People spend a year planning a two-week vacation. Few spend two weeks planning their lives. Many believe that change precludes planning; because “life is like a box of chocolates. You never know what you’re going to get.” Those who have tasted better chocolates know that there is a guide on the lid of the box and they know what they are going to find. We may not always get what we plan for, but when we don’t, we always get what we don’t plan for. One can plan for this and actually be much better off when it happens. Planning for an independent life always brings unexpected rewards, far in excess of the effort required to implement the plan. What if you win independence and nothing bad happens? Was it all for nothing? Isn’t independence a good thing in itself? Will you regret sacrificing your slavery, a career, a business, the treadmill, the rat race that is plantation life? Will you have too much downtime on your hands? Only if you planned it. Is the typical western lifestyle worth a tenth of what it costs the world?
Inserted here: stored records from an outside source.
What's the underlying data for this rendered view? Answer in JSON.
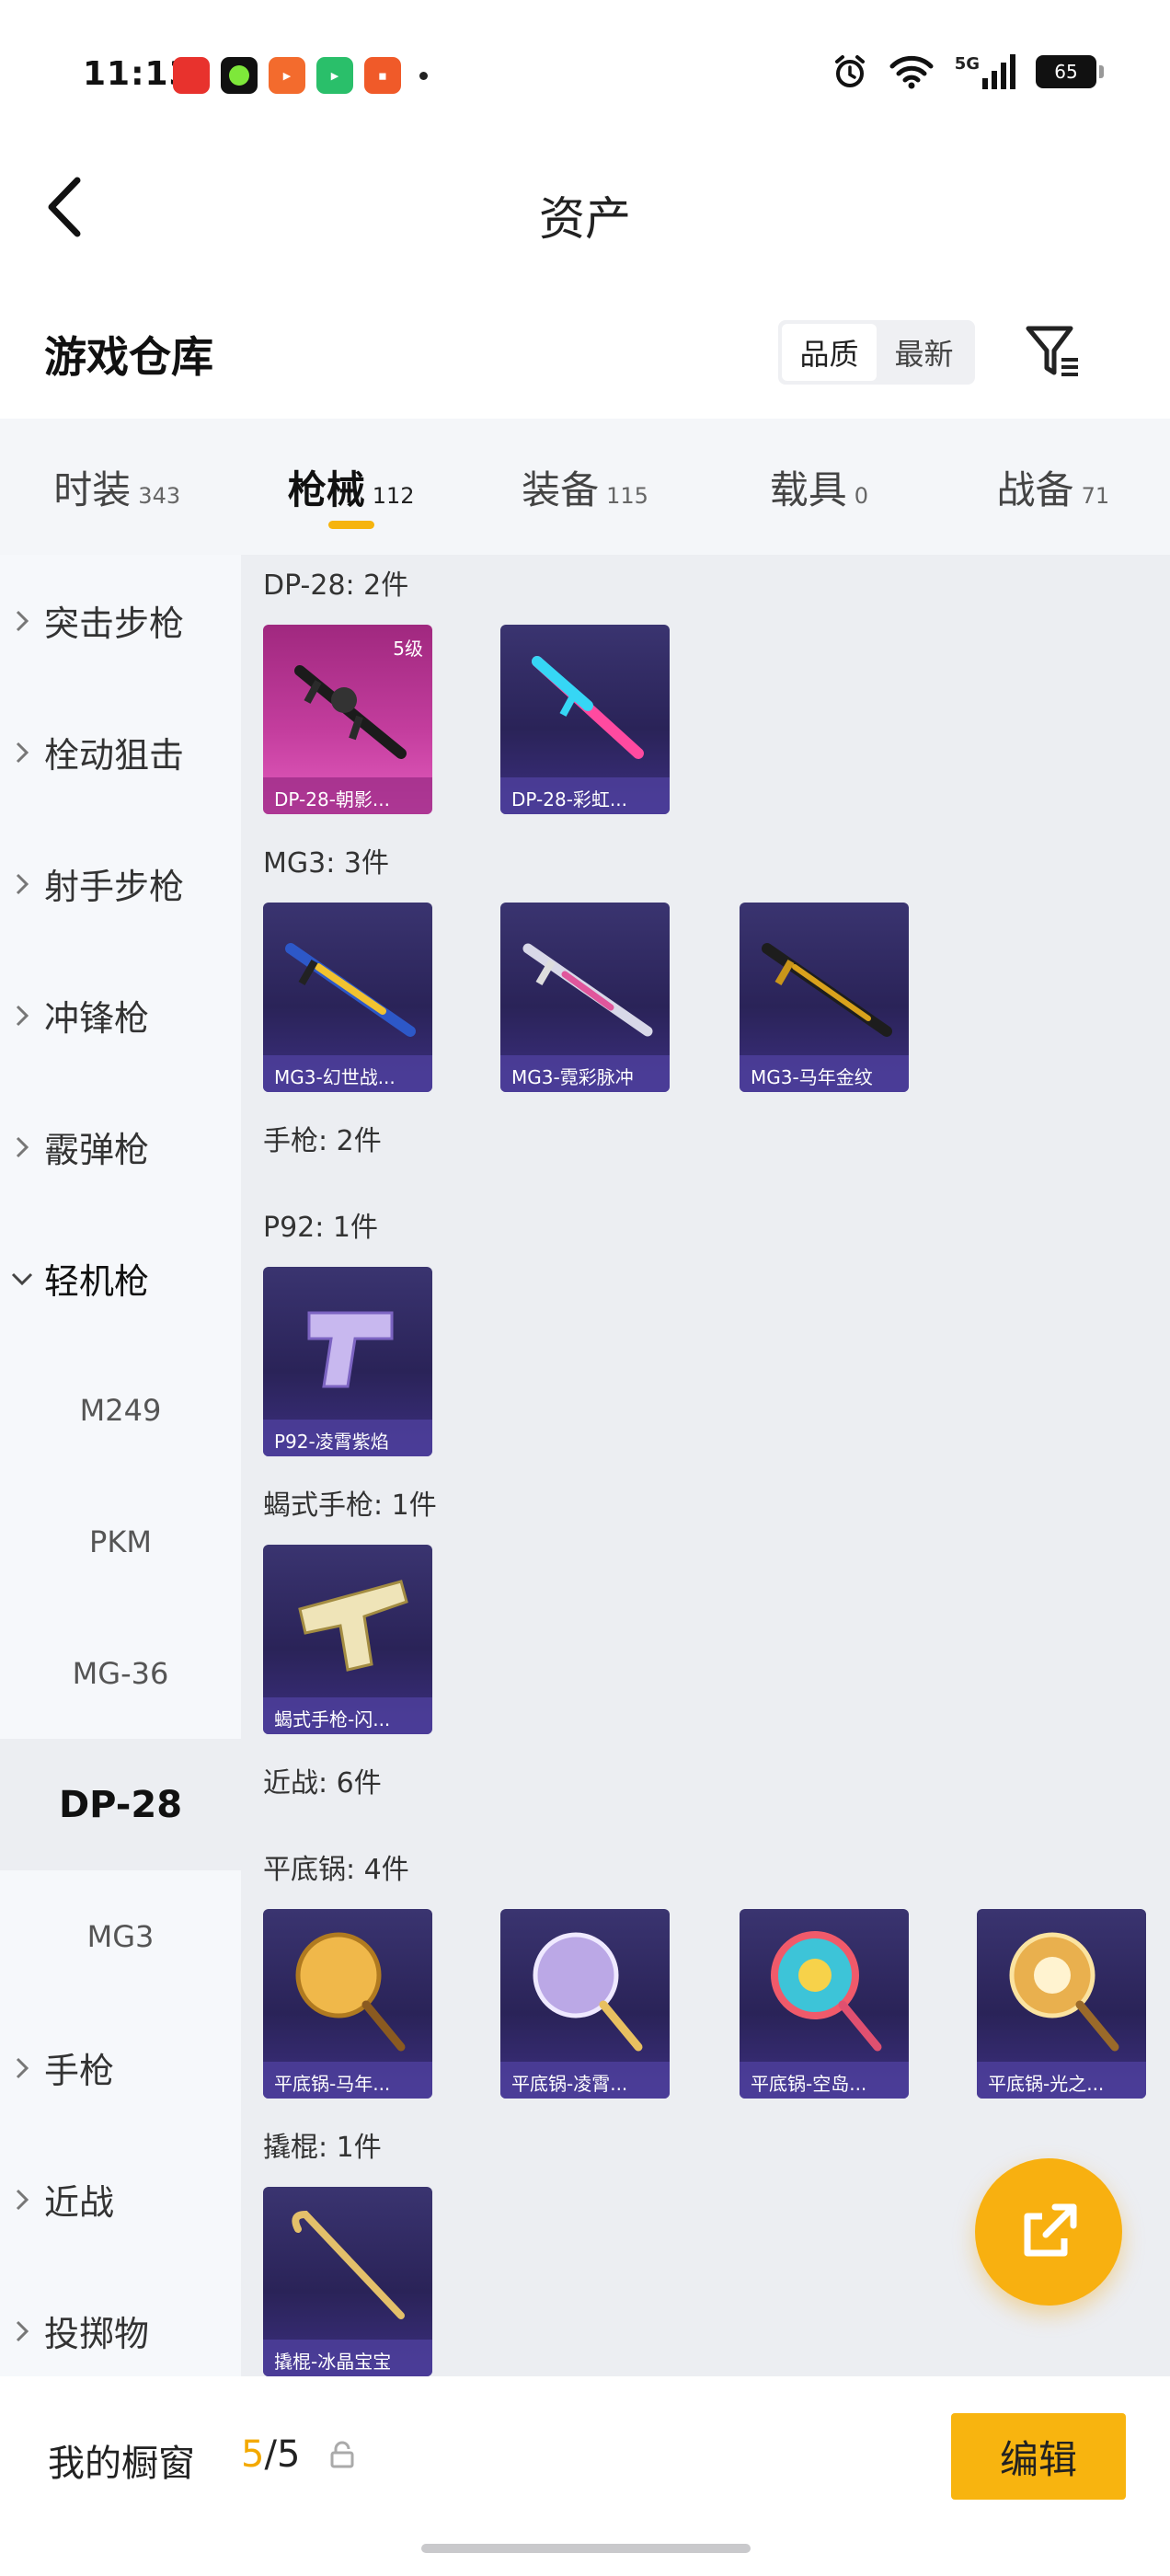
{
  "status_bar": {
    "time": "11:13",
    "network": "5G",
    "battery": "65",
    "app_icons": [
      "xiaohongshu-app-icon",
      "lime-app-icon",
      "video-app-icon",
      "play-app-icon",
      "store-app-icon"
    ]
  },
  "header": {
    "title": "资产"
  },
  "section": {
    "title": "游戏仓库",
    "sort_options": [
      "品质",
      "最新"
    ],
    "active_sort": "品质"
  },
  "tabs": [
    {
      "label": "时装",
      "count": "343"
    },
    {
      "label": "枪械",
      "count": "112",
      "active": true
    },
    {
      "label": "装备",
      "count": "115"
    },
    {
      "label": "载具",
      "count": "0"
    },
    {
      "label": "战备",
      "count": "71"
    }
  ],
  "sidebar": [
    {
      "label": "突击步枪",
      "type": "collapsed"
    },
    {
      "label": "栓动狙击",
      "type": "collapsed"
    },
    {
      "label": "射手步枪",
      "type": "collapsed"
    },
    {
      "label": "冲锋枪",
      "type": "collapsed"
    },
    {
      "label": "霰弹枪",
      "type": "collapsed"
    },
    {
      "label": "轻机枪",
      "type": "expanded"
    },
    {
      "label": "M249",
      "type": "sub"
    },
    {
      "label": "PKM",
      "type": "sub"
    },
    {
      "label": "MG-36",
      "type": "sub"
    },
    {
      "label": "DP-28",
      "type": "sub",
      "selected": true
    },
    {
      "label": "MG3",
      "type": "sub"
    },
    {
      "label": "手枪",
      "type": "collapsed"
    },
    {
      "label": "近战",
      "type": "collapsed"
    },
    {
      "label": "投掷物",
      "type": "collapsed"
    }
  ],
  "groups": [
    {
      "title": "DP-28: 2件",
      "items": [
        {
          "caption": "DP-28-朝影...",
          "level": "5级",
          "style": "pink"
        },
        {
          "caption": "DP-28-彩虹...",
          "style": "purple"
        }
      ]
    },
    {
      "title": "MG3: 3件",
      "items": [
        {
          "caption": "MG3-幻世战...",
          "style": "purple"
        },
        {
          "caption": "MG3-霓彩脉冲",
          "style": "purple"
        },
        {
          "caption": "MG3-马年金纹",
          "style": "purple"
        }
      ]
    },
    {
      "title": "手枪: 2件",
      "items": []
    },
    {
      "title": "P92: 1件",
      "items": [
        {
          "caption": "P92-凌霄紫焰",
          "style": "purple"
        }
      ]
    },
    {
      "title": "蝎式手枪: 1件",
      "items": [
        {
          "caption": "蝎式手枪-闪...",
          "style": "purple"
        }
      ]
    },
    {
      "title": "近战: 6件",
      "items": []
    },
    {
      "title": "平底锅: 4件",
      "items": [
        {
          "caption": "平底锅-马年...",
          "style": "purple"
        },
        {
          "caption": "平底锅-凌霄...",
          "style": "purple"
        },
        {
          "caption": "平底锅-空岛...",
          "style": "purple"
        },
        {
          "caption": "平底锅-光之...",
          "style": "purple"
        }
      ]
    },
    {
      "title": "撬棍: 1件",
      "items": [
        {
          "caption": "撬棍-冰晶宝宝",
          "style": "purple"
        }
      ]
    }
  ],
  "bottom_bar": {
    "label": "我的橱窗",
    "used": "5",
    "total": "5",
    "edit_label": "编辑"
  },
  "colors": {
    "accent": "#f8b40f",
    "card_purple": "#2f2960",
    "card_pink": "#c33d9d"
  }
}
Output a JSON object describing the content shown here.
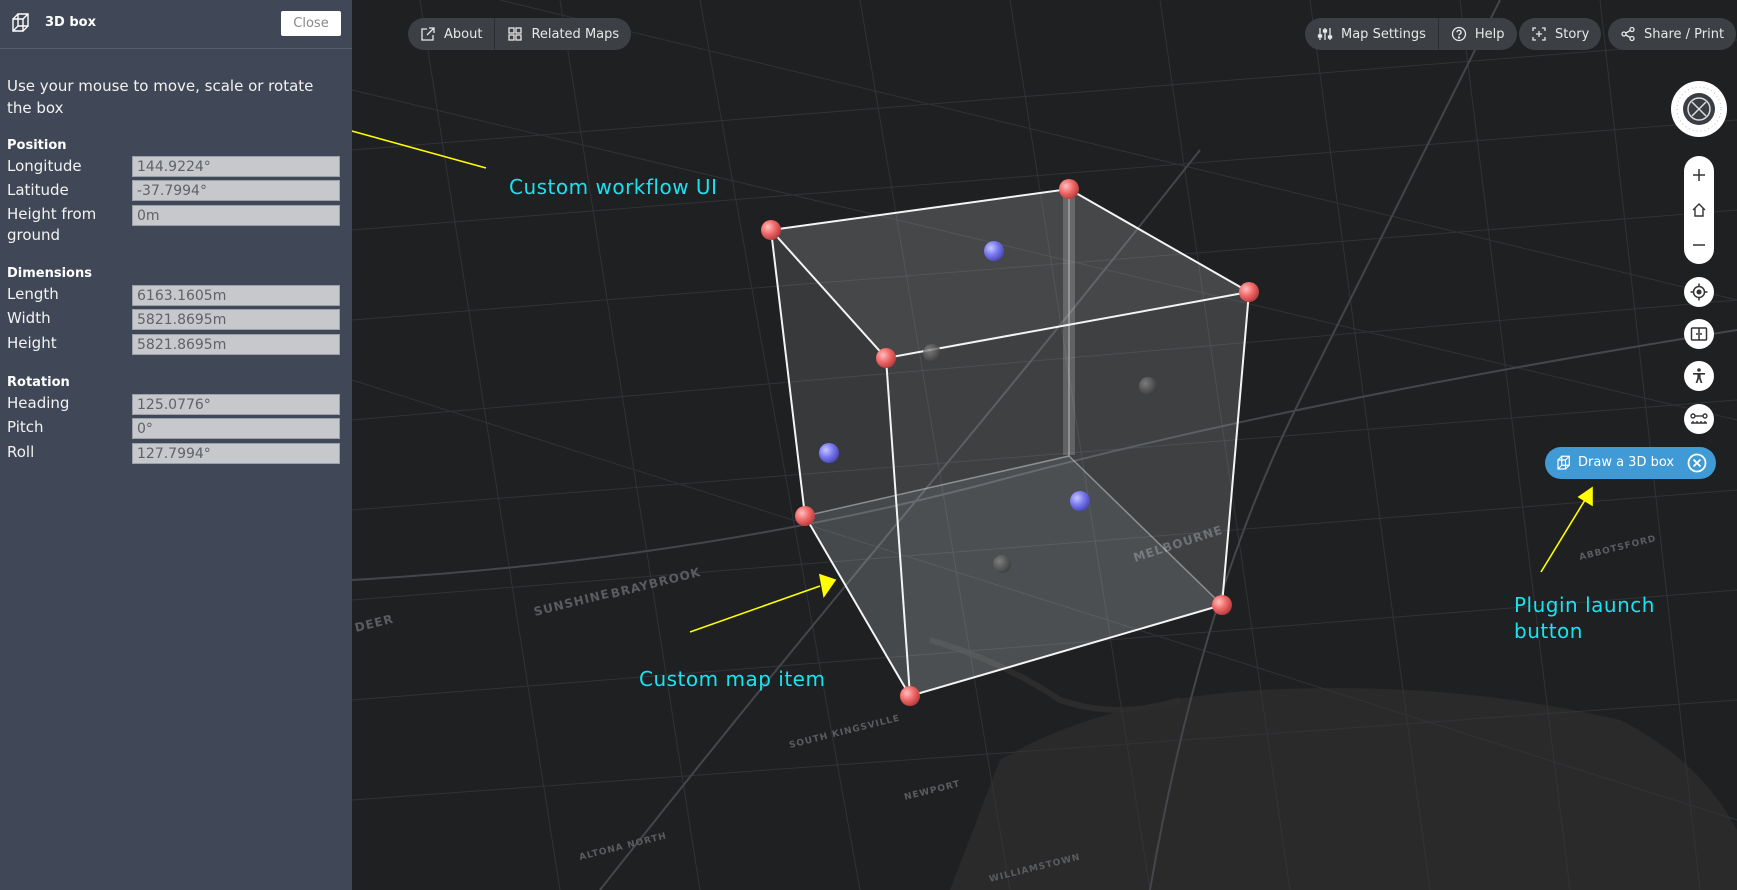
{
  "panel": {
    "title": "3D box",
    "close_label": "Close",
    "instructions": "Use your mouse to move, scale or rotate the box",
    "position": {
      "section": "Position",
      "longitude_label": "Longitude",
      "longitude": "144.9224°",
      "latitude_label": "Latitude",
      "latitude": "-37.7994°",
      "height_label": "Height from ground",
      "height": "0m"
    },
    "dimensions": {
      "section": "Dimensions",
      "length_label": "Length",
      "length": "6163.1605m",
      "width_label": "Width",
      "width": "5821.8695m",
      "height_label": "Height",
      "height": "5821.8695m"
    },
    "rotation": {
      "section": "Rotation",
      "heading_label": "Heading",
      "heading": "125.0776°",
      "pitch_label": "Pitch",
      "pitch": "0°",
      "roll_label": "Roll",
      "roll": "127.7994°"
    }
  },
  "toolbar": {
    "about": "About",
    "related_maps": "Related Maps",
    "map_settings": "Map Settings",
    "help": "Help",
    "story": "Story",
    "share_print": "Share / Print"
  },
  "map_controls": {
    "plugin_label": "Draw a 3D box"
  },
  "map_labels": [
    "SUNSHINE",
    "BRAYBROOK",
    "MELBOURNE",
    "SOUTH KINGSVILLE",
    "NEWPORT",
    "ALTONA NORTH",
    "WILLIAMSTOWN",
    "DEER",
    "ABBOTSFORD"
  ],
  "annotations": {
    "workflow_ui": "Custom workflow UI",
    "map_item": "Custom map item",
    "plugin_button": "Plugin launch button"
  },
  "colors": {
    "panel_bg": "#404857",
    "map_bg": "#1f2022",
    "accent": "#3f9ad6",
    "annotation_text": "#19e3f0",
    "annotation_arrow": "#ffff00",
    "corner_handle": "#f26a6a",
    "face_handle": "#7b7bf0"
  },
  "icons": {
    "panel_header": "3d-box-icon",
    "about": "external-link-icon",
    "related_maps": "grid-icon",
    "map_settings": "sliders-icon",
    "help": "question-circle-icon",
    "story": "story-icon",
    "share": "share-icon",
    "compass": "compass-icon",
    "zoom_in": "plus-icon",
    "home": "home-icon",
    "zoom_out": "minus-icon",
    "locate": "crosshair-icon",
    "split": "split-screen-icon",
    "accessibility": "accessibility-icon",
    "measure": "measure-icon",
    "close_plugin": "close-circle-icon"
  }
}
Planning for independent, natural and sustainable living brings many more rewards than planning for a home extension. It helps us to see in steps. Do we keep a freezer or two full of perishables? What will we do if the power grid goes down for a few days? Will we accept the loss or go out and buy an electric generator that may not be in the store? What if the electricity goes out for a year? For this, we must consider the minimum daily electrical requirement. Will we have enough clean water stored or will we filter and use a 550 watt electric water still that produces a gallon every four hours? Do we want to keep a fridge or freezer running? For how long? Do we want electric lights after dark or in dark rooms, or lights for growing and growing plants indoors? Do we want global two-way communication or will we settle for a battery-operated multi-band radio receiver? Even if we have adequate renewable energy sources, a nuclear winter could block out the sun and calm the air. In such situations, it would be nice to have a combustion power generator and a stable fuel supply.